Take Brokeback Mountain for example. Heath Ledger and Jake Gyllenhaal had such good chemistry that when the end of the film came and Ledger’s sad cowboy was hugging his ex-lover’s shirt, it was heartbreaking and remarkably played. In Call Me By Your Name, there is no such feeling in the end. When a character spends the majority of the credits crying, that is what my patience was doing.

What about that one great scene? It belongs to the brilliant character actor, Stuhlbarg. When Elio needs a good pep talk near the end of the film, Mr. Perlman gives the most impassioned speech one could hope for from a dad to his son about a homosexual relationship. This was one of the best scenes of the entire year in film, and it was located inside an only “alright” film. I left wanting more time with Stuhlbarg’s Mr. Perlman. I wanted to know about the experiences that led him to telling Elio about how human beings cut off so much of themselves to stay balanced that by the age of 30, there’s nothing left.

That was what the writer, director, and crew were going for the entire film, but it took 110 minutes to get there and wasn’t enough to lift the film.

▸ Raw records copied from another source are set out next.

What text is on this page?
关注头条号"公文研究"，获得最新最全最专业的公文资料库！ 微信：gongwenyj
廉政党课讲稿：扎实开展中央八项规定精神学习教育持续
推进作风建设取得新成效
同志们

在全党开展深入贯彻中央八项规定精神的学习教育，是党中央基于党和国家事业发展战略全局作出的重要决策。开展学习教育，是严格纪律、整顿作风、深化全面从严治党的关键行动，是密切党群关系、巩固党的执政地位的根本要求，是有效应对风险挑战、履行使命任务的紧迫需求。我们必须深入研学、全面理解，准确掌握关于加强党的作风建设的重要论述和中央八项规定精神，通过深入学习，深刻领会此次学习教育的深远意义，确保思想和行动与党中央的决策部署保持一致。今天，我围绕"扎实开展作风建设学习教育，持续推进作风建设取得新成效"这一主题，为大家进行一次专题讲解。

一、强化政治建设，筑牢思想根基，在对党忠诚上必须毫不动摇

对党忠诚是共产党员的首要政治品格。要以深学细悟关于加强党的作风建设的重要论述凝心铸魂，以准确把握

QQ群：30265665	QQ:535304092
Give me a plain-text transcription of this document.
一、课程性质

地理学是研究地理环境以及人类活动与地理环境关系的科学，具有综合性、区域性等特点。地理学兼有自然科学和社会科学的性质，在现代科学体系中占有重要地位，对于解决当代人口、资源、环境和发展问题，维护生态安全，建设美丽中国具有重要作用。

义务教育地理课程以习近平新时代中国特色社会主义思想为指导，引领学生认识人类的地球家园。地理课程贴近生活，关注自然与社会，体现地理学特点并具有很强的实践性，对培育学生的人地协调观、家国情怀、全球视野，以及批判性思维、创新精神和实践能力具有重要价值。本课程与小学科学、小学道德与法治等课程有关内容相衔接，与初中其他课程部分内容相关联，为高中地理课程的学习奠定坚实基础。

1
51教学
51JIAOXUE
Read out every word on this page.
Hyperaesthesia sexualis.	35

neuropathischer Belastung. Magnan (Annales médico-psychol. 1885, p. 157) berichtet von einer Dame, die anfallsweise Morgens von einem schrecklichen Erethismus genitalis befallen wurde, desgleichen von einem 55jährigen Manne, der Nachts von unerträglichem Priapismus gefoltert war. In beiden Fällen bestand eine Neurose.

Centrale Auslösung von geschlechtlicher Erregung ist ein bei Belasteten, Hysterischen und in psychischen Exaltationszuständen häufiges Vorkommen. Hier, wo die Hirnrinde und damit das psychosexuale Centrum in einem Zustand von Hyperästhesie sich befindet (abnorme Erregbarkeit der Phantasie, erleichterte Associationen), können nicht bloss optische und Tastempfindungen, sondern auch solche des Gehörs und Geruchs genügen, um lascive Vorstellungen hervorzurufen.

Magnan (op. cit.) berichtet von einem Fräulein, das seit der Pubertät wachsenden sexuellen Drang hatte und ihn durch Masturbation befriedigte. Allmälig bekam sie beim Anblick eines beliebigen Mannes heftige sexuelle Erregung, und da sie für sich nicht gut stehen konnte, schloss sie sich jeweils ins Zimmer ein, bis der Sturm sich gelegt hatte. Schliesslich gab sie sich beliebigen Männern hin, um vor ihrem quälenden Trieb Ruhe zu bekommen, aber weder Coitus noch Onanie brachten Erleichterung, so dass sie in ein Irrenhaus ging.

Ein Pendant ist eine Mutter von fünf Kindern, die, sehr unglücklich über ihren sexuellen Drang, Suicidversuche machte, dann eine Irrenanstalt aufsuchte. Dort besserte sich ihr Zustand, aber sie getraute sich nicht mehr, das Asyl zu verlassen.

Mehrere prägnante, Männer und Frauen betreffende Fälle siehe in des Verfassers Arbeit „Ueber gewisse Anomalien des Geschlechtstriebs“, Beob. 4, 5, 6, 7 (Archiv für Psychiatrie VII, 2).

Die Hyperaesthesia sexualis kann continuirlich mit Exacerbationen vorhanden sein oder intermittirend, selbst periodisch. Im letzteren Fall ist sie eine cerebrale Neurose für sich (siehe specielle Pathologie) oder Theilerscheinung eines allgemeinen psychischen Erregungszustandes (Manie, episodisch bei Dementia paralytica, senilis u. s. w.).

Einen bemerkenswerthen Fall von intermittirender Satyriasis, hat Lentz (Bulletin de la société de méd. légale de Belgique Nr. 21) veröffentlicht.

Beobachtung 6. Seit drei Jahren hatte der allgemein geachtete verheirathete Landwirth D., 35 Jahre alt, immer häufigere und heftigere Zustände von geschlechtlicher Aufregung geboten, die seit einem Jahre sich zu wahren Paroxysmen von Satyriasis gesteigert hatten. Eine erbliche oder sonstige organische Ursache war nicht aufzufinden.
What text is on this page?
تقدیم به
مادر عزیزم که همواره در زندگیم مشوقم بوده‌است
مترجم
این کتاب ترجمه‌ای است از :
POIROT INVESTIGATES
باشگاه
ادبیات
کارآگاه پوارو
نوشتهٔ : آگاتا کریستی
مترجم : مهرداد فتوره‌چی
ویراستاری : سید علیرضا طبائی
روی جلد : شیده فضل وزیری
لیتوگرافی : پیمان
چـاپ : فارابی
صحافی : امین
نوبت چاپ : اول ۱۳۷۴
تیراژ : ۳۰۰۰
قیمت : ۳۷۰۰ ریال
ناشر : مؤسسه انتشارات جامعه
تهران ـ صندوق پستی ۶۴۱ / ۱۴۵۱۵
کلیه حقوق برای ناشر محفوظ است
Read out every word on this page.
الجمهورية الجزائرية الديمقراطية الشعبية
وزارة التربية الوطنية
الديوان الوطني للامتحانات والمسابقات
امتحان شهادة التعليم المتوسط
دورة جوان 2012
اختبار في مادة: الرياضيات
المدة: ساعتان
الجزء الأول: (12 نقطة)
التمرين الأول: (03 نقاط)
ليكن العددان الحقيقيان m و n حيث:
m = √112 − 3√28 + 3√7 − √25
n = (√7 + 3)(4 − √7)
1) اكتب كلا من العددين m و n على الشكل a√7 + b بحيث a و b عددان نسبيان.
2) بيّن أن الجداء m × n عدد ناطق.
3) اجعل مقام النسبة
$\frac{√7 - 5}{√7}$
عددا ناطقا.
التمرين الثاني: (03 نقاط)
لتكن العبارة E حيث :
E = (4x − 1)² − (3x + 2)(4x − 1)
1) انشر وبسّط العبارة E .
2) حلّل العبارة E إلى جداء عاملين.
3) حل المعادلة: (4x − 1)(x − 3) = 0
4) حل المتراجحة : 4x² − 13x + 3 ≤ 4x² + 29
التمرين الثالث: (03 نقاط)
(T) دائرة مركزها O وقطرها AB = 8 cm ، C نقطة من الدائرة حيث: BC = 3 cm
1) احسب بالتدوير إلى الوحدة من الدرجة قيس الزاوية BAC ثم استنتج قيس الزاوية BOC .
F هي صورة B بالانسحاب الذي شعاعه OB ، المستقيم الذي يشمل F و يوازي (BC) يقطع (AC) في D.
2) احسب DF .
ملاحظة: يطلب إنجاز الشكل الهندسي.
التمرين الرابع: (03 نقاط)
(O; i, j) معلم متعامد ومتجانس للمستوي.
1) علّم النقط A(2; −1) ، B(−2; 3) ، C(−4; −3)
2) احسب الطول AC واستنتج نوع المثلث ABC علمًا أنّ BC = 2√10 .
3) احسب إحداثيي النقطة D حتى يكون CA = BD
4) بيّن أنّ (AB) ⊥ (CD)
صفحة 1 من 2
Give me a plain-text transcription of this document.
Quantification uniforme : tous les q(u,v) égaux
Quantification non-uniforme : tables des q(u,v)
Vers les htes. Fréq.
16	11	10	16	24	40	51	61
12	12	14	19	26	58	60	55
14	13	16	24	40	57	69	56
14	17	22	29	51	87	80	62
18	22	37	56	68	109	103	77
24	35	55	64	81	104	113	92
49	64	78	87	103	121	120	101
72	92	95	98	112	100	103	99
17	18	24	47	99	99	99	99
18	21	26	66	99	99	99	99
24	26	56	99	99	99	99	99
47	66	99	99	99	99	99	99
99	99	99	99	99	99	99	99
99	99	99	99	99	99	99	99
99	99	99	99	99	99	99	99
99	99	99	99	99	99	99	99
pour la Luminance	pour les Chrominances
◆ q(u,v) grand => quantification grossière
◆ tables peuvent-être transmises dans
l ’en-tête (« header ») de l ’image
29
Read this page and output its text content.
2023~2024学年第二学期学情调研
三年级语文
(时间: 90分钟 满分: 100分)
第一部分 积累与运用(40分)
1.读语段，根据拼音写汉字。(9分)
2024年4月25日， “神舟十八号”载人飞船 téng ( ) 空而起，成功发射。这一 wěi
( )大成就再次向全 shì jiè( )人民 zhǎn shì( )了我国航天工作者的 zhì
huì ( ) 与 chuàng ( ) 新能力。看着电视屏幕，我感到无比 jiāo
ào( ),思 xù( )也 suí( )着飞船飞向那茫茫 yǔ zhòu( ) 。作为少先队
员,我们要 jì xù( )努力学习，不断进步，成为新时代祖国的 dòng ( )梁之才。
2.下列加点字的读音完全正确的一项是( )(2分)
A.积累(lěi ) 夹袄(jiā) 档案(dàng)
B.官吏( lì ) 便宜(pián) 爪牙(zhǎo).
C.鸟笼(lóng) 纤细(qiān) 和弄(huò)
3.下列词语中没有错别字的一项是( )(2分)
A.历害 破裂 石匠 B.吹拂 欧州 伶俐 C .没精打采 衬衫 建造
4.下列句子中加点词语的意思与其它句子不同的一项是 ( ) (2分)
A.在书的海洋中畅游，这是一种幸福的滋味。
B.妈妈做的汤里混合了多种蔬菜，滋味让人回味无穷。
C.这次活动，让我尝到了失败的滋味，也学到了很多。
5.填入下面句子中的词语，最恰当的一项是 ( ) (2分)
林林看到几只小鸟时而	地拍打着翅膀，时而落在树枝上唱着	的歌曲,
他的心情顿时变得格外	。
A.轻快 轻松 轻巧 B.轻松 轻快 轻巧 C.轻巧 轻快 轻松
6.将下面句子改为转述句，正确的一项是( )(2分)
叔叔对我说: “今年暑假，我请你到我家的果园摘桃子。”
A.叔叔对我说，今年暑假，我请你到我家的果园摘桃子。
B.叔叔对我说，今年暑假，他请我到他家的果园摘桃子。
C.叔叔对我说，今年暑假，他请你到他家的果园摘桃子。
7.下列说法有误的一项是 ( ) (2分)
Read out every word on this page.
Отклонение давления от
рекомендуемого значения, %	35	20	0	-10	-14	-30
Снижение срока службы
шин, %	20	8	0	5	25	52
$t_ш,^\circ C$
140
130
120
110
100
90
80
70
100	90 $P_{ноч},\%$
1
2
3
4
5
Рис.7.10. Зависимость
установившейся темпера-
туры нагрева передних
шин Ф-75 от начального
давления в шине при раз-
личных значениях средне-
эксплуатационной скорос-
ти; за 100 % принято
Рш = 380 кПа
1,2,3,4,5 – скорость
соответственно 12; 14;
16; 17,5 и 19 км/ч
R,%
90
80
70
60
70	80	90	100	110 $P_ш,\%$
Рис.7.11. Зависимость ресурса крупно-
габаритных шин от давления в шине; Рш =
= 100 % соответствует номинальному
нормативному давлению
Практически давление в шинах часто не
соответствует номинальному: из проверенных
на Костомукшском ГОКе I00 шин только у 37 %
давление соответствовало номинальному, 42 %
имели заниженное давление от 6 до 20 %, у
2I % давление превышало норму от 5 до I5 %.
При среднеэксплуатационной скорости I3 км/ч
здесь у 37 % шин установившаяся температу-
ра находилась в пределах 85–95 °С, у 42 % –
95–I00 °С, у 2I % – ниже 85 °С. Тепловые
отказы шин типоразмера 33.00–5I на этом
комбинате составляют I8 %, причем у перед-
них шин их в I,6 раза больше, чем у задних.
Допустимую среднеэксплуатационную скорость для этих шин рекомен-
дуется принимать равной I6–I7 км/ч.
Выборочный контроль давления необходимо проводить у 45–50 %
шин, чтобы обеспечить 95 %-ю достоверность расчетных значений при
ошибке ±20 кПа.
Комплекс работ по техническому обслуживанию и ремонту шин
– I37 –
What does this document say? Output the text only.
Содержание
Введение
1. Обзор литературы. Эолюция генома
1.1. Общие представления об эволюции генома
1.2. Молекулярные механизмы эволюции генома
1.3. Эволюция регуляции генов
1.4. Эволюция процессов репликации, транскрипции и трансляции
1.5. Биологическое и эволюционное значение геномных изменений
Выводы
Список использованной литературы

Call Me By Your Name isn’t a bad film, and there are some intriguing moments and fine performances. It simply didn’t come close to greatness, nor register with me after the credits rolled. Only Stuhlbarg’s scene did. That was it.

When you wonder whether or not Call Me By Your Name could have succeeded, remember that Armie Hammer was the main suspect in how its chances for greatness died. He’s as useful as tofu.